Acemi birliğini bitirmiş, izne gelmiş bir genç geliyor Hüseyin Berçin’in yanına. Tokalaşıp öpüşüyorlar. Genç adam zayıf, güneşte yanmış. “Eğitim çok zordu Hüseyin Abi” diyor. Komando eğitimi görmüş, buradan Şırnak’a gidecekmiş. Ayaküstü bunları anlattıktan sonra “Allah büyüktür” diyerek karşı dükkâna gidiyor, kendi yaşındaki gençlere askerlik anılarını anlatıyor.

“ŞEHİT PÖH” yazısı, hemen yan tarafındaki kapalı dükkânın kepenklerinde duruyor.

VAHŞET GÜNLERİNİN YANINDAN GEÇMEK

Sur’a girişlerin yasak olduğu aylar boyunca dükkânı kapalı kalmış Berçin’in. “Sokağa kadar geliyorduk, dükkâna bakalım, bir zarar var mı görelim diye.
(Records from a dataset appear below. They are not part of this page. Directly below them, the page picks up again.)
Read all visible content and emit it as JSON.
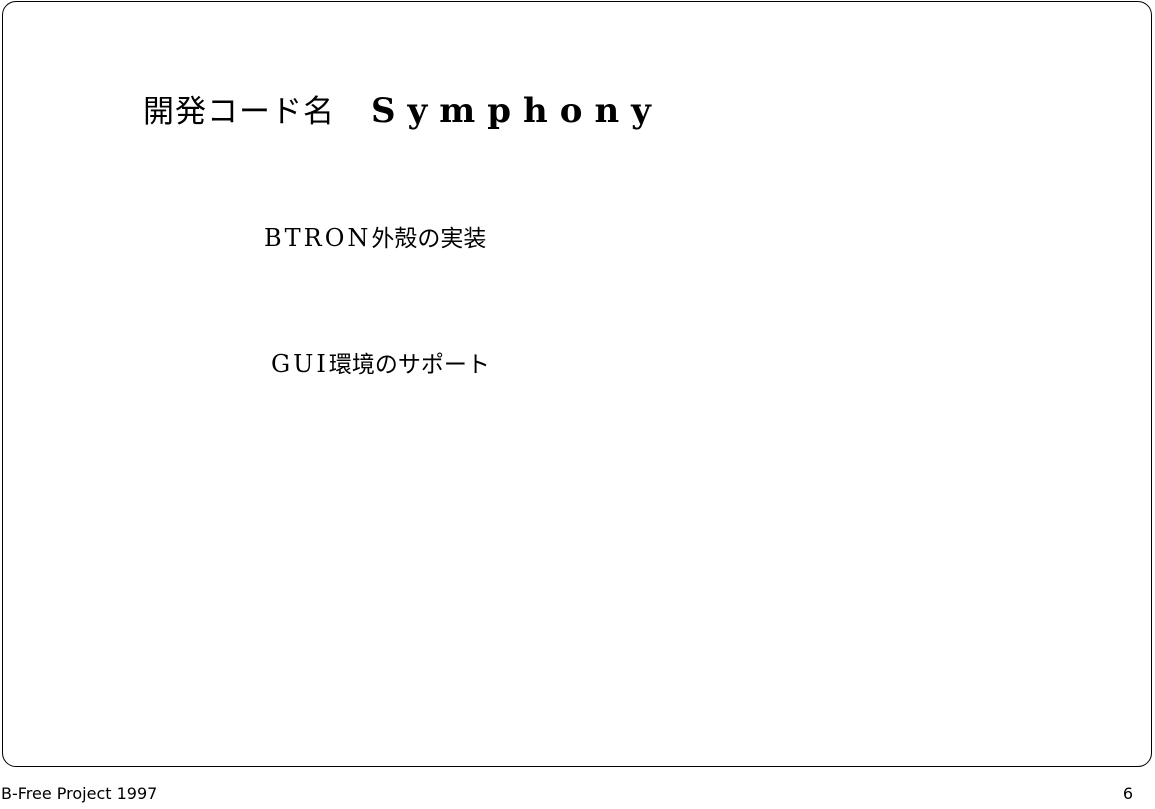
{
  "slide": {
    "title_prefix": "開発コード名",
    "title_name": "Symphony",
    "bullets": [
      {
        "latin": "BTRON",
        "japanese": "外殻の実装"
      },
      {
        "latin": "GUI",
        "japanese": "環境のサポート"
      }
    ]
  },
  "footer": {
    "left": "B-Free Project 1997",
    "page_number": "6"
  }
}
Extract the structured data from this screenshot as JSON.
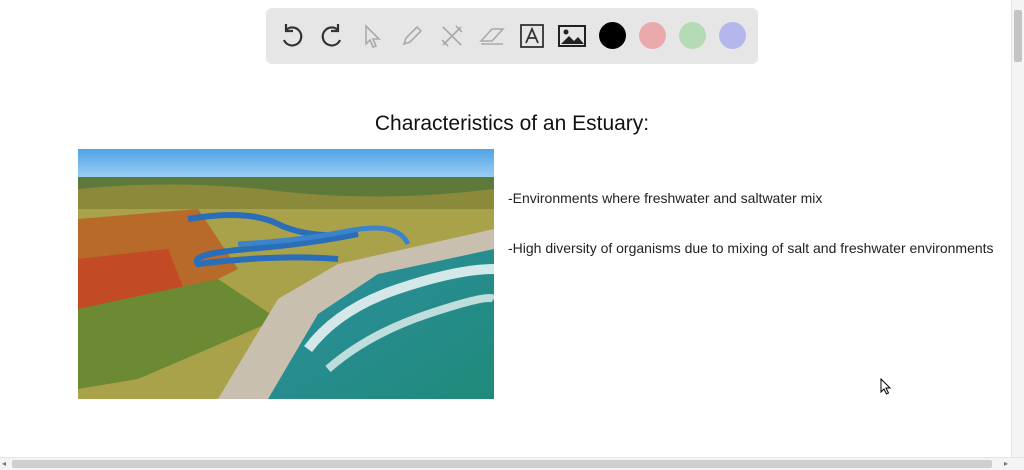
{
  "toolbar": {
    "tools": [
      "undo-icon",
      "redo-icon",
      "pointer-icon",
      "pen-icon",
      "tools-icon",
      "eraser-icon",
      "text-icon",
      "image-icon"
    ],
    "colors": [
      "#000000",
      "#eaa9ad",
      "#b4dbb4",
      "#b4b6ec"
    ]
  },
  "slide": {
    "title": "Characteristics of an Estuary:",
    "bullets": [
      "-Environments where freshwater and saltwater mix",
      "-High diversity of organisms due to mixing of salt and freshwater environments"
    ]
  }
}
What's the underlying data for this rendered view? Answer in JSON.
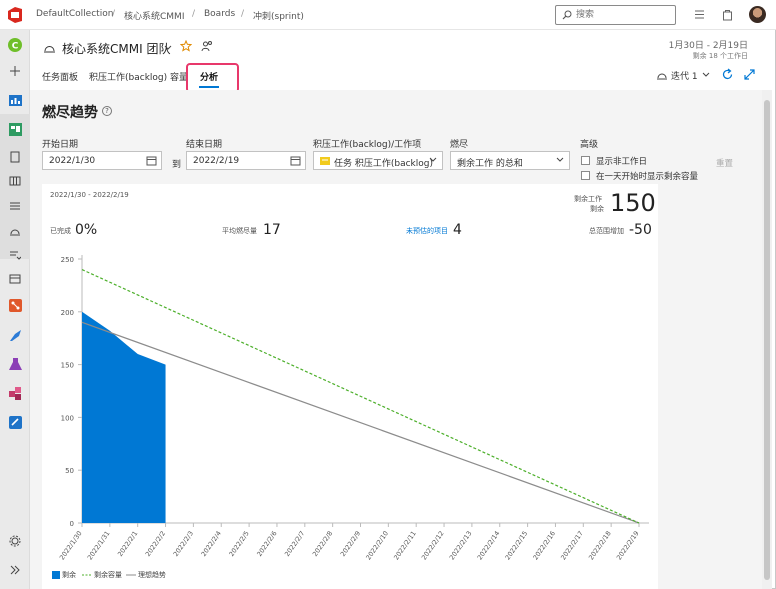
{
  "topbar": {
    "breadcrumbs": [
      "DefaultCollection",
      "核心系统CMMI",
      "Boards",
      "冲刺(sprint)"
    ],
    "search_placeholder": "搜索"
  },
  "header": {
    "team_name": "核心系统CMMI 团队",
    "date_range": "1月30日 - 2月19日",
    "remaining_days": "剩余 18 个工作日",
    "iteration": "迭代 1"
  },
  "tabs": [
    "任务面板",
    "积压工作(backlog)",
    "容量",
    "分析"
  ],
  "active_tab": "分析",
  "section": {
    "title": "燃尽趋势",
    "help": "?"
  },
  "filters": {
    "start_label": "开始日期",
    "start_value": "2022/1/30",
    "to_label": "到",
    "end_label": "结束日期",
    "end_value": "2022/2/19",
    "backlog_label": "积压工作(backlog)/工作项",
    "backlog_value": "任务 积压工作(backlog)",
    "burndown_label": "燃尽",
    "burndown_value": "剩余工作 的总和",
    "advanced_label": "高级",
    "show_non_working": "显示非工作日",
    "show_remaining_capacity": "在一天开始时显示剩余容量",
    "reset": "重置"
  },
  "summary": {
    "range": "2022/1/30 - 2022/2/19",
    "remaining_work_label": "剩余工作",
    "remaining_label": "剩余",
    "remaining_value": "150",
    "completed_label": "已完成",
    "completed_value": "0%",
    "avg_burn_label": "平均燃尽量",
    "avg_burn_value": "17",
    "unestimated_label": "未预估的项目",
    "unestimated_value": "4",
    "scope_label": "总范围增加",
    "scope_value": "-50"
  },
  "colors": {
    "remaining": "#0078d4",
    "capacity": "#4caf2a",
    "ideal": "#8c8c8c",
    "highlight": "#e8386b"
  },
  "chart_data": {
    "type": "area",
    "x": [
      "2022/1/30",
      "2022/1/31",
      "2022/2/1",
      "2022/2/2",
      "2022/2/3",
      "2022/2/4",
      "2022/2/5",
      "2022/2/6",
      "2022/2/7",
      "2022/2/8",
      "2022/2/9",
      "2022/2/10",
      "2022/2/11",
      "2022/2/12",
      "2022/2/13",
      "2022/2/14",
      "2022/2/15",
      "2022/2/16",
      "2022/2/17",
      "2022/2/18",
      "2022/2/19"
    ],
    "ylim": [
      0,
      250
    ],
    "yticks": [
      0,
      50,
      100,
      150,
      200,
      250
    ],
    "series": [
      {
        "name": "剩余",
        "type": "area",
        "values": [
          200,
          182,
          160,
          150
        ]
      },
      {
        "name": "剩余容量",
        "type": "line-dashed",
        "values": [
          240,
          0
        ],
        "x_index": [
          0,
          20
        ]
      },
      {
        "name": "理想趋势",
        "type": "line",
        "values": [
          190,
          0
        ],
        "x_index": [
          0,
          20
        ]
      }
    ],
    "legend_position": "bottom-left"
  }
}
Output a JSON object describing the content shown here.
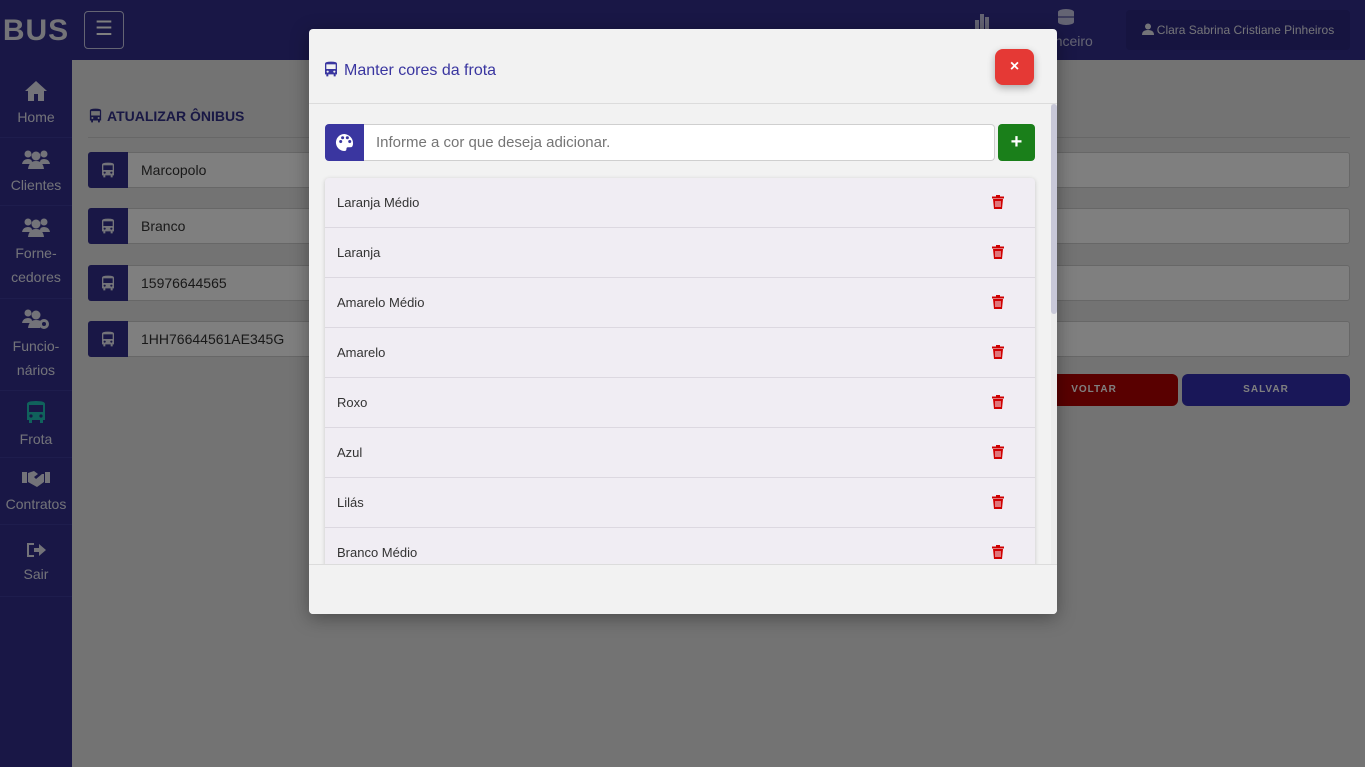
{
  "brand": "BUS",
  "topbar": {
    "financeiro_label": "nanceiro",
    "user_name": "Clara Sabrina Cristiane Pinheiros"
  },
  "sidebar": {
    "items": [
      {
        "label": "Home",
        "icon": "home-icon"
      },
      {
        "label": "Clientes",
        "icon": "users-icon"
      },
      {
        "label": "Forne-",
        "label2": "cedores",
        "icon": "users-icon"
      },
      {
        "label": "Funcio-",
        "label2": "nários",
        "icon": "users-gear-icon"
      },
      {
        "label": "Frota",
        "icon": "bus-icon",
        "active": true
      },
      {
        "label": "Contratos",
        "icon": "handshake-icon"
      },
      {
        "label": "Sair",
        "icon": "sign-out-icon"
      }
    ]
  },
  "page": {
    "title": "ATUALIZAR ÔNIBUS",
    "fields": [
      "Marcopolo",
      "Branco",
      "15976644565",
      "1HH76644561AE345G"
    ],
    "voltar_label": "VOLTAR",
    "salvar_label": "SALVAR"
  },
  "modal": {
    "title": "Manter cores da frota",
    "close_label": "×",
    "input_placeholder": "Informe a cor que deseja adicionar.",
    "input_value": "",
    "add_label": "+",
    "colors": [
      "Laranja Médio",
      "Laranja",
      "Amarelo Médio",
      "Amarelo",
      "Roxo",
      "Azul",
      "Lilás",
      "Branco Médio"
    ]
  },
  "colors": {
    "primary": "#322e8c",
    "danger": "#e53935",
    "success": "#1a7f1a",
    "trash": "#d00000",
    "active_icon": "#21c4b8"
  }
}
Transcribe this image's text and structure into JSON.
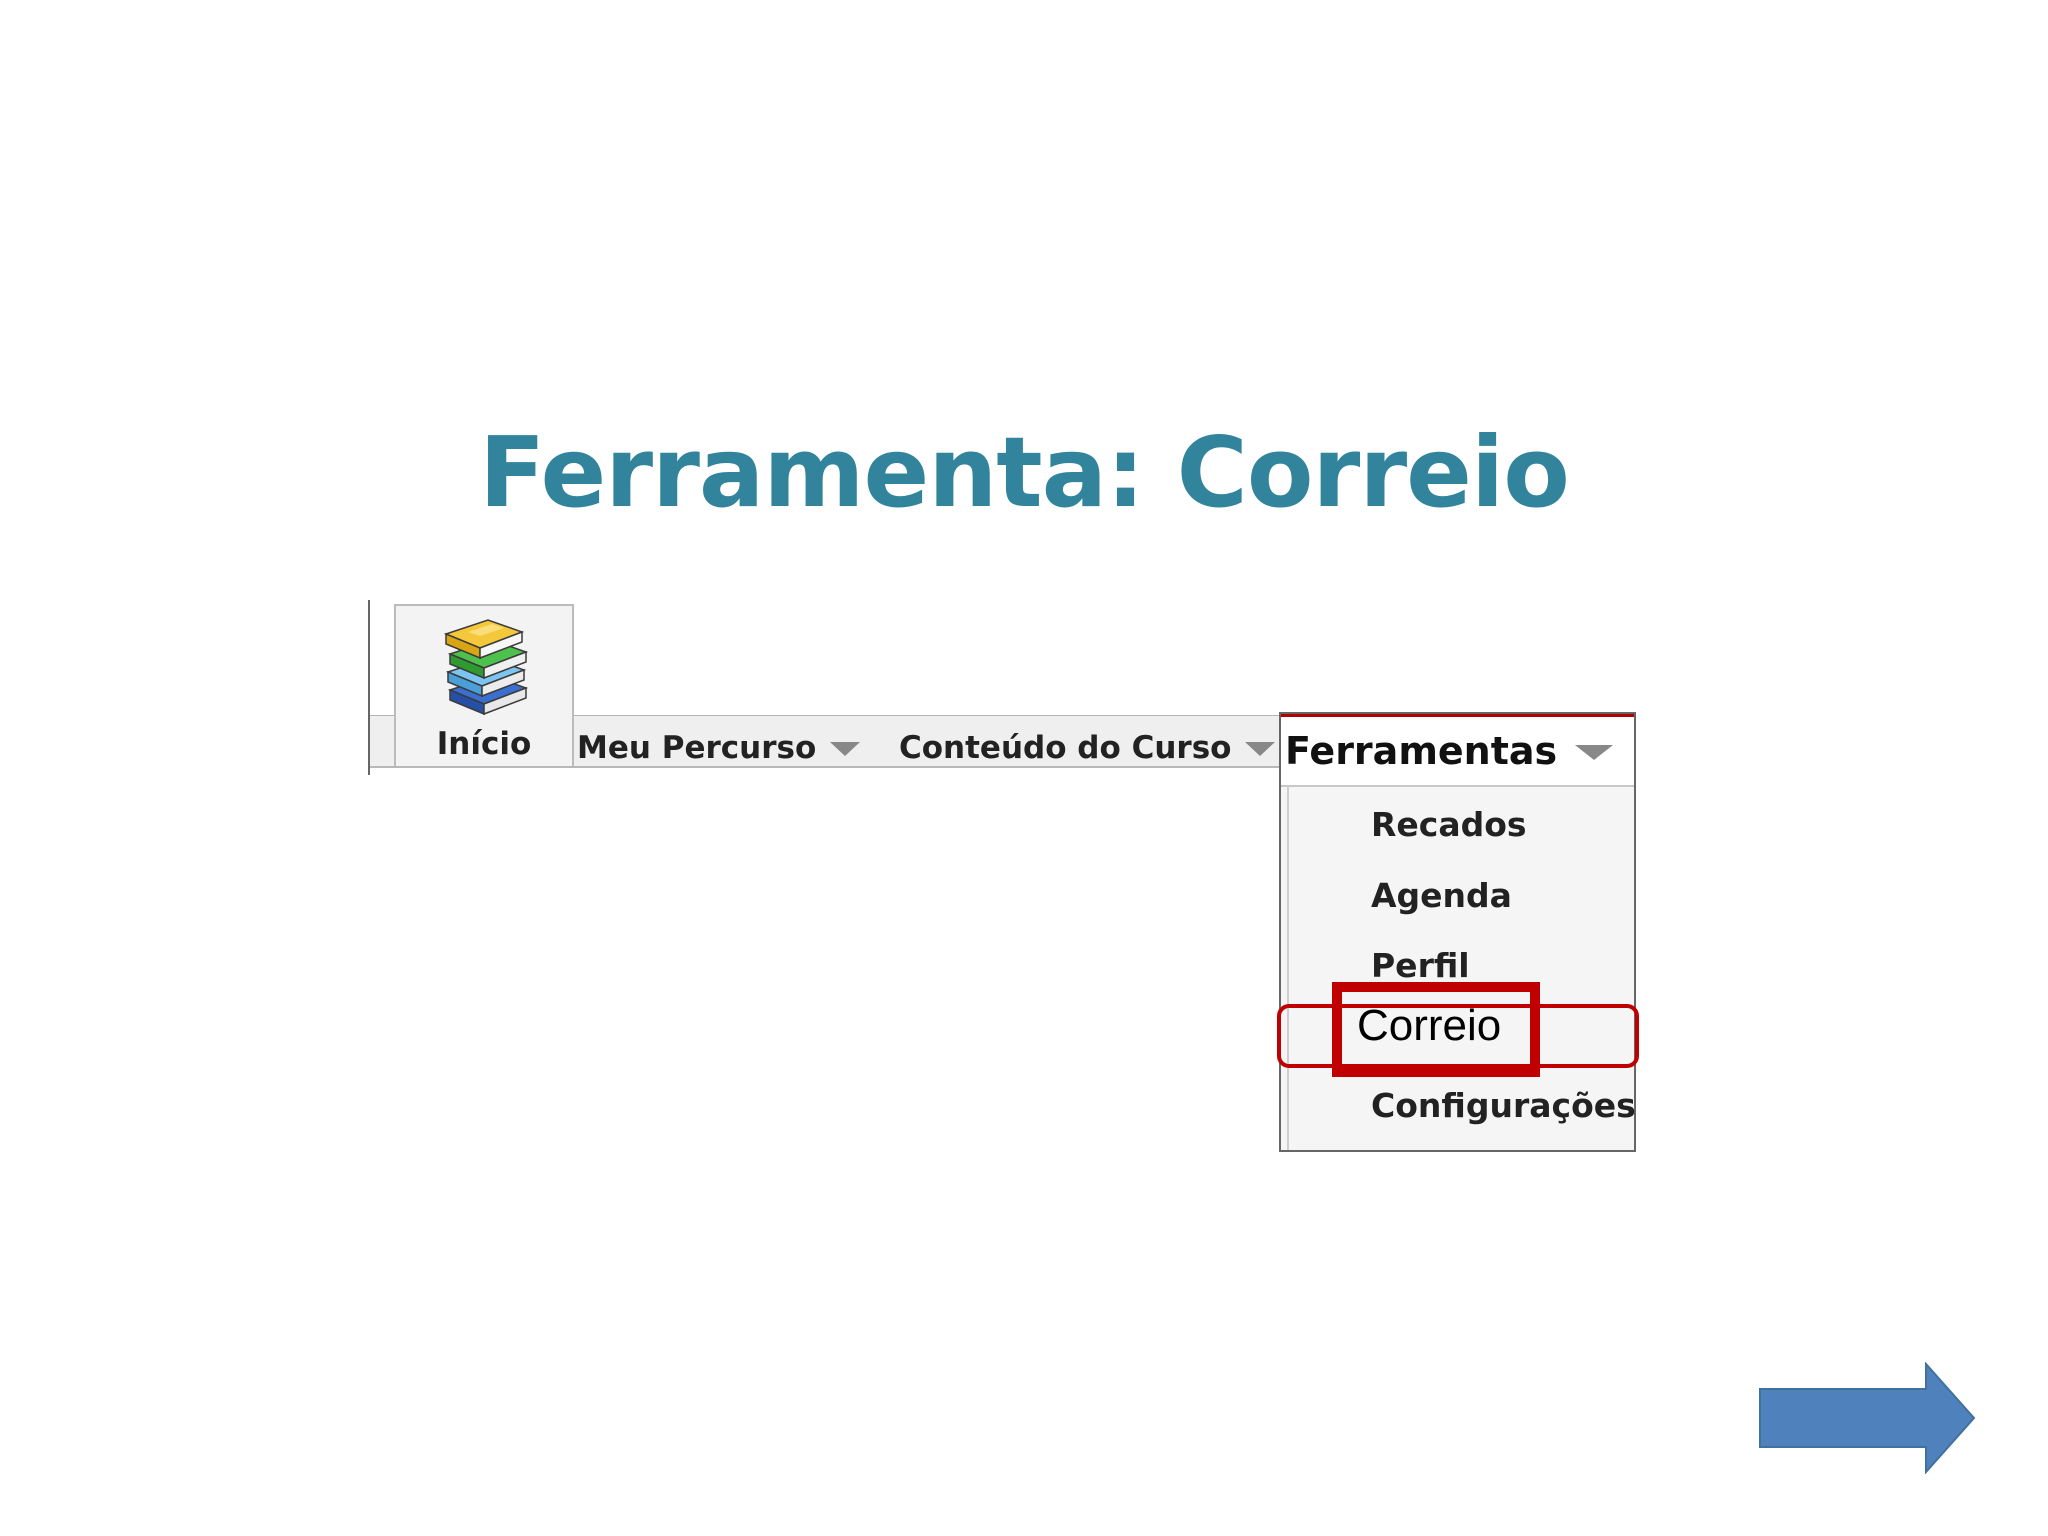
{
  "slide": {
    "title": "Ferramenta: Correio"
  },
  "nav": {
    "home_label": "Início",
    "home_icon": "books-icon",
    "items": [
      {
        "label": "Meu Percurso",
        "icon": "caret-down-icon"
      },
      {
        "label": "Conteúdo do Curso",
        "icon": "caret-down-icon"
      }
    ]
  },
  "menu": {
    "title": "Ferramentas",
    "title_icon": "caret-down-icon",
    "items": [
      {
        "label": "Recados"
      },
      {
        "label": "Agenda"
      },
      {
        "label": "Perfil"
      },
      {
        "label": "Correio",
        "highlighted": true
      },
      {
        "label": "Configurações"
      }
    ]
  },
  "colors": {
    "title": "#31849b",
    "highlight": "#c00000",
    "arrow": "#4f81bd"
  },
  "navigation": {
    "next_icon": "arrow-right-icon"
  }
}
Geri çeviriyorlardı. Aylarca çalışamadık tabi. Yazık oldu” diyor.

Dönemin Başbakanı Ahmet Davutoğlu, Sur esnafının zararlarının karşılanacağını söylemişti. Karşılandı mı zararları? “Yok” diyor Berçin, “Biz bir şey almadık. Başkaları aldıysa bilemem.” Bundan sonra zararlarına karşılık bir ekonomik destek alacaklarına dair bir umudu da yok, bir beklentisi de.

“Artık yaşlandım” diyor Hüseyin Berçin. “Her gün bu tozun içinde çalışmaktan yoruldum. Hem artık eski keyfi kalmadı burada çalışmanın. Emekli oldum, çocuklar büyüdü, artık dinleneyim istiyorum.”

Yanından ayrılırken o da sedir için kesime başlayacağı tahtaların başına geçiyor. Ölçü alıyor büyük bir dikkatle. Sağ elinin yüzük parmağı hariç diğer parmakları ustaca tutuyor tahtayı, cetveli, kalemi. Sağ elinin yüzük parmağını hızara kaptırmış. Doktorlar dikmişler parmağı ama işlevsiz duruyor.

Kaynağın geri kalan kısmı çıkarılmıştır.